Death is horrible stuff, and books on its horrors have been and will continue to be written. And many of these books attempt to help us understand and accept death, often recent deaths of people to whom we are close, and sometimes our own impending death. But I've yet to hear much talk about how we comprehend or process the death of past acquaintances.
I learned recently about the death of someone I once barely knew, Elissa, wife of my ex-girlfriend's coworker. The feelings her passing evokes are queer, being neither the intense and incomprehensible loss of someone dear nor the distant, abstracted mental shrug offered in memory of an anonymous stranger.
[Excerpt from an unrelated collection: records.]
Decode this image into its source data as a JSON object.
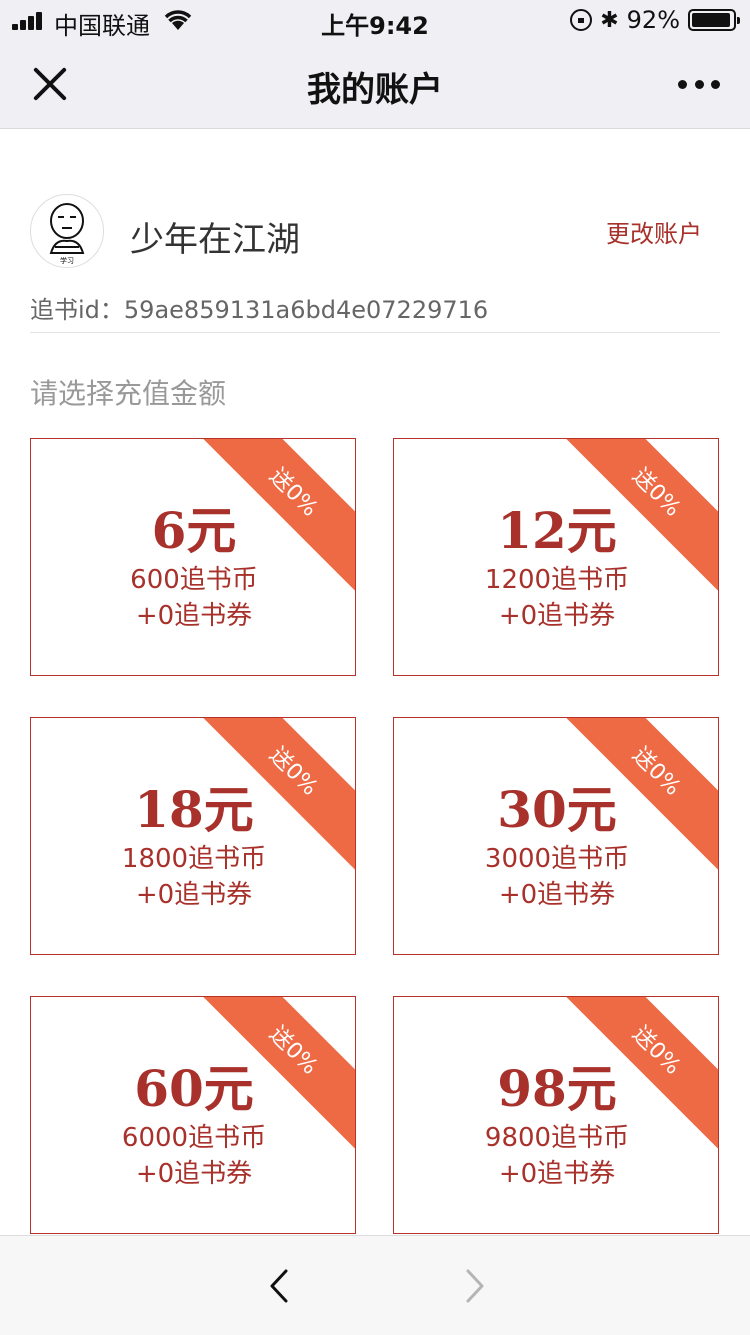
{
  "status_bar": {
    "carrier": "中国联通",
    "time": "上午9:42",
    "battery": "92%",
    "icons": [
      "signal-icon",
      "wifi-icon",
      "orientation-lock-icon",
      "bluetooth-icon",
      "battery-icon"
    ]
  },
  "nav": {
    "title": "我的账户",
    "icons": [
      "close-icon",
      "more-icon"
    ]
  },
  "account": {
    "username": "少年在江湖",
    "change_label": "更改账户",
    "id_label": "追书id：",
    "id_value": "59ae859131a6bd4e07229716",
    "avatar_text": "学习"
  },
  "recharge": {
    "prompt": "请选择充值金额",
    "options": [
      {
        "price": "6元",
        "coins": "600追书币",
        "vouchers": "+0追书券",
        "bonus": "送0%"
      },
      {
        "price": "12元",
        "coins": "1200追书币",
        "vouchers": "+0追书券",
        "bonus": "送0%"
      },
      {
        "price": "18元",
        "coins": "1800追书币",
        "vouchers": "+0追书券",
        "bonus": "送0%"
      },
      {
        "price": "30元",
        "coins": "3000追书币",
        "vouchers": "+0追书券",
        "bonus": "送0%"
      },
      {
        "price": "60元",
        "coins": "6000追书币",
        "vouchers": "+0追书券",
        "bonus": "送0%"
      },
      {
        "price": "98元",
        "coins": "9800追书币",
        "vouchers": "+0追书券",
        "bonus": "送0%"
      }
    ]
  },
  "toolbar": {
    "icons": [
      "back-arrow-icon",
      "forward-arrow-icon"
    ]
  },
  "colors": {
    "accent": "#a8312b",
    "ribbon": "#ee6a45",
    "bar_bg": "#efeff4"
  }
}
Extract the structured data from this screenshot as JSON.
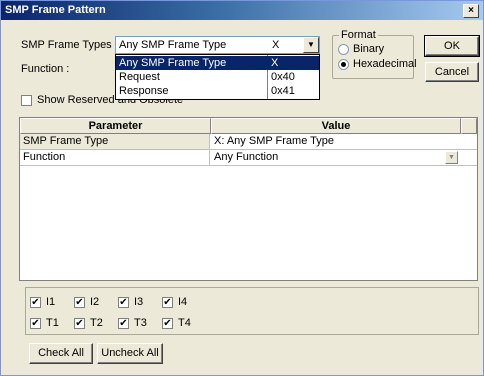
{
  "window": {
    "title": "SMP Frame Pattern",
    "close_glyph": "×"
  },
  "form": {
    "frame_types_label": "SMP Frame Types :",
    "function_label": "Function :",
    "combo_value": "Any SMP Frame Type",
    "combo_code": "X",
    "dropdown_options": [
      {
        "text": "Any SMP Frame Type",
        "code": "X",
        "selected": true
      },
      {
        "text": "Request",
        "code": "0x40",
        "selected": false
      },
      {
        "text": "Response",
        "code": "0x41",
        "selected": false
      }
    ],
    "show_reserved_label": "Show Reserved and Obsolete",
    "show_reserved_checked": false
  },
  "format": {
    "title": "Format",
    "options": [
      {
        "label": "Binary",
        "selected": false
      },
      {
        "label": "Hexadecimal",
        "selected": true
      }
    ]
  },
  "buttons": {
    "ok": "OK",
    "cancel": "Cancel",
    "check_all": "Check All",
    "uncheck_all": "Uncheck All"
  },
  "grid": {
    "headers": [
      "Parameter",
      "Value"
    ],
    "rows": [
      {
        "param": "SMP Frame Type",
        "value": "X: Any SMP Frame Type",
        "has_dropdown": false
      },
      {
        "param": "Function",
        "value": "Any Function",
        "has_dropdown": true
      }
    ]
  },
  "checkboxes": [
    {
      "label": "I1",
      "checked": true
    },
    {
      "label": "I2",
      "checked": true
    },
    {
      "label": "I3",
      "checked": true
    },
    {
      "label": "I4",
      "checked": true
    },
    {
      "label": "T1",
      "checked": true
    },
    {
      "label": "T2",
      "checked": true
    },
    {
      "label": "T3",
      "checked": true
    },
    {
      "label": "T4",
      "checked": true
    }
  ],
  "glyphs": {
    "check": "✔",
    "dropdown_arrow": "▼"
  }
}
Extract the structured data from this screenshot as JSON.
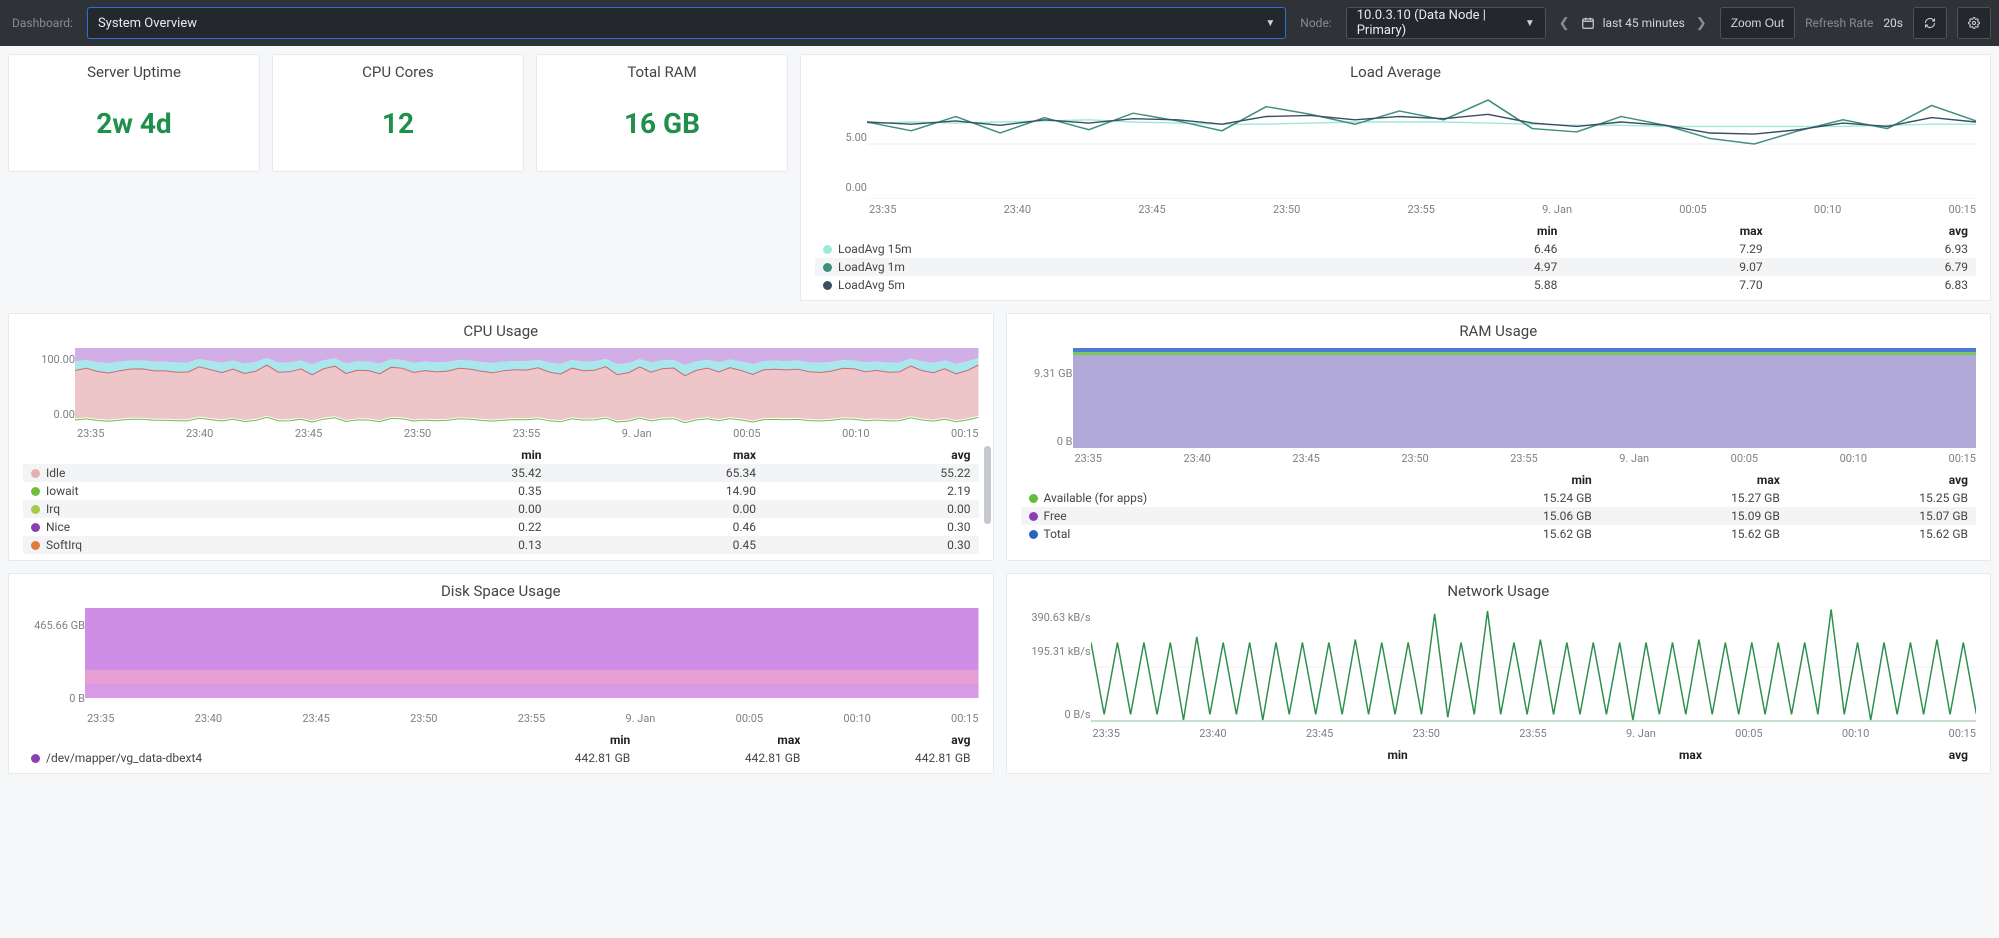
{
  "topbar": {
    "dashboard_lbl": "Dashboard:",
    "dashboard_value": "System Overview",
    "node_lbl": "Node:",
    "node_value": "10.0.3.10 (Data Node | Primary)",
    "range_text": "last 45 minutes",
    "zoom_out": "Zoom Out",
    "refresh_lbl": "Refresh Rate",
    "refresh_val": "20s"
  },
  "stats": {
    "uptime_title": "Server Uptime",
    "uptime_value": "2w 4d",
    "cores_title": "CPU Cores",
    "cores_value": "12",
    "ram_title": "Total RAM",
    "ram_value": "16 GB"
  },
  "xticks": [
    "23:35",
    "23:40",
    "23:45",
    "23:50",
    "23:55",
    "9. Jan",
    "00:05",
    "00:10",
    "00:15"
  ],
  "chart_data": [
    {
      "id": "load",
      "title": "Load Average",
      "type": "line",
      "ylabel": "",
      "yticks": [
        "5.00",
        "0.00"
      ],
      "ylim": [
        0,
        10
      ],
      "x": [
        "23:35",
        "23:40",
        "23:45",
        "23:50",
        "23:55",
        "9. Jan",
        "00:05",
        "00:10",
        "00:15"
      ],
      "series": [
        {
          "name": "LoadAvg 15m",
          "color": "#9fe9d8",
          "min": 6.46,
          "max": 7.29,
          "avg": 6.93,
          "values": [
            6.9,
            7.0,
            6.9,
            7.0,
            7.1,
            7.2,
            7.0,
            6.9,
            6.8,
            6.8,
            6.9,
            7.0,
            7.0,
            7.0,
            6.9,
            6.8,
            6.7,
            6.7,
            6.6,
            6.6,
            6.6,
            6.6,
            6.6,
            6.7,
            6.8,
            6.8
          ]
        },
        {
          "name": "LoadAvg 1m",
          "color": "#3f8f7e",
          "min": 4.97,
          "max": 9.07,
          "avg": 6.79,
          "values": [
            7.0,
            6.2,
            7.5,
            6.0,
            7.4,
            6.3,
            7.8,
            7.1,
            6.2,
            8.4,
            7.7,
            6.8,
            8.0,
            7.2,
            9.0,
            6.4,
            6.1,
            7.5,
            6.7,
            5.5,
            5.0,
            6.2,
            7.2,
            6.4,
            8.5,
            7.1
          ]
        },
        {
          "name": "LoadAvg 5m",
          "color": "#3a4e64",
          "min": 5.88,
          "max": 7.7,
          "avg": 6.83,
          "values": [
            7.0,
            6.8,
            7.1,
            6.7,
            7.2,
            6.9,
            7.3,
            7.2,
            6.8,
            7.5,
            7.6,
            7.2,
            7.5,
            7.3,
            7.7,
            6.9,
            6.6,
            7.0,
            6.7,
            6.0,
            5.9,
            6.3,
            6.9,
            6.6,
            7.4,
            7.0
          ]
        }
      ],
      "legend_cols": [
        "min",
        "max",
        "avg"
      ]
    },
    {
      "id": "cpu",
      "title": "CPU Usage",
      "type": "area-stacked",
      "ylabel": "",
      "yticks": [
        "100.00",
        "0.00"
      ],
      "ylim": [
        0,
        100
      ],
      "x": [
        "23:35",
        "23:40",
        "23:45",
        "23:50",
        "23:55",
        "9. Jan",
        "00:05",
        "00:10",
        "00:15"
      ],
      "series": [
        {
          "name": "Idle",
          "color": "#e7afb3",
          "min": 35.42,
          "max": 65.34,
          "avg": 55.22
        },
        {
          "name": "Iowait",
          "color": "#6fbf3f",
          "min": 0.35,
          "max": 14.9,
          "avg": 2.19
        },
        {
          "name": "Irq",
          "color": "#a7c84b",
          "min": 0.0,
          "max": 0.0,
          "avg": 0.0
        },
        {
          "name": "Nice",
          "color": "#8a3fb3",
          "min": 0.22,
          "max": 0.46,
          "avg": 0.3
        },
        {
          "name": "SoftIrq",
          "color": "#e07b3b",
          "min": 0.13,
          "max": 0.45,
          "avg": 0.3
        }
      ],
      "legend_cols": [
        "min",
        "max",
        "avg"
      ]
    },
    {
      "id": "ram",
      "title": "RAM Usage",
      "type": "area-stacked",
      "ylabel": "",
      "yticks": [
        "9.31 GB",
        "0 B"
      ],
      "ylim": [
        0,
        16
      ],
      "x": [
        "23:35",
        "23:40",
        "23:45",
        "23:50",
        "23:55",
        "9. Jan",
        "00:05",
        "00:10",
        "00:15"
      ],
      "series": [
        {
          "name": "Available (for apps)",
          "color": "#5fbf3b",
          "min": "15.24 GB",
          "max": "15.27 GB",
          "avg": "15.25 GB"
        },
        {
          "name": "Free",
          "color": "#8a3fb3",
          "min": "15.06 GB",
          "max": "15.09 GB",
          "avg": "15.07 GB"
        },
        {
          "name": "Total",
          "color": "#2d62c4",
          "min": "15.62 GB",
          "max": "15.62 GB",
          "avg": "15.62 GB"
        }
      ],
      "legend_cols": [
        "min",
        "max",
        "avg"
      ]
    },
    {
      "id": "disk",
      "title": "Disk Space Usage",
      "type": "area-stacked",
      "ylabel": "",
      "yticks": [
        "465.66 GB",
        "0 B"
      ],
      "ylim": [
        0,
        600
      ],
      "x": [
        "23:35",
        "23:40",
        "23:45",
        "23:50",
        "23:55",
        "9. Jan",
        "00:05",
        "00:10",
        "00:15"
      ],
      "series": [
        {
          "name": "/dev/mapper/vg_data-dbext4",
          "color": "#8a3fb3",
          "min": "442.81 GB",
          "max": "442.81 GB",
          "avg": "442.81 GB"
        }
      ],
      "legend_cols": [
        "min",
        "max",
        "avg"
      ]
    },
    {
      "id": "net",
      "title": "Network Usage",
      "type": "line",
      "ylabel": "",
      "yticks": [
        "390.63 kB/s",
        "195.31 kB/s",
        "0 B/s"
      ],
      "ylim": [
        0,
        400
      ],
      "x": [
        "23:35",
        "23:40",
        "23:45",
        "23:50",
        "23:55",
        "9. Jan",
        "00:05",
        "00:10",
        "00:15"
      ],
      "series": [
        {
          "name": "",
          "color": "#2f8f4c",
          "values": [
            280,
            30,
            280,
            30,
            280,
            30,
            280,
            10,
            300,
            30,
            280,
            30,
            280,
            10,
            280,
            30,
            280,
            30,
            280,
            30,
            290,
            30,
            280,
            30,
            280,
            30,
            380,
            20,
            280,
            30,
            390,
            30,
            280,
            30,
            290,
            30,
            280,
            30,
            280,
            30,
            280,
            10,
            280,
            30,
            280,
            30,
            290,
            30,
            280,
            30,
            280,
            30,
            280,
            30,
            280,
            30,
            395,
            30,
            280,
            10,
            280,
            30,
            280,
            30,
            290,
            30,
            280,
            30
          ]
        }
      ],
      "legend_cols": [
        "min",
        "max",
        "avg"
      ]
    }
  ]
}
I can't think of her death in terms of a personal loss, as the path of our brief acquaintanceship had long ago run its course. I would never have encountered her again. But in a way it's that disconnection that produces the hauntingly odd quality, the instinctive recognition that I lost something confronted with the reality that I didn't actually have it. Nothing changed, nothing given nor taken away; and yet I feel like I suffered a loss. I feel sad more indirectly than directly. I feel sad for all those who actively knew her, for those who could have known her in the future, and for the wrenchingly accidental circumstances of her death (which must have made it all the harder to comprehend). And I feel a tinge of survivor's guilt, that she knew was one of those who richly deserved life, one of those who know how to live it to its full, while I seem often merely to passively occupy both time and space. Ah well, we humans are a curious lot, forever failing to come to terms with living or with dying.
We are all someone's acquaintance, all able to linger hauntingly in someone's memory, never entirely there nor ever entirely gone.
To Elissa and Kevin, another acquaintance of mine who passed last year, I can only offer in poverty to retain their memory, appreciate the time I knew them, and leave the deserved and profound mourning to those who knew them best.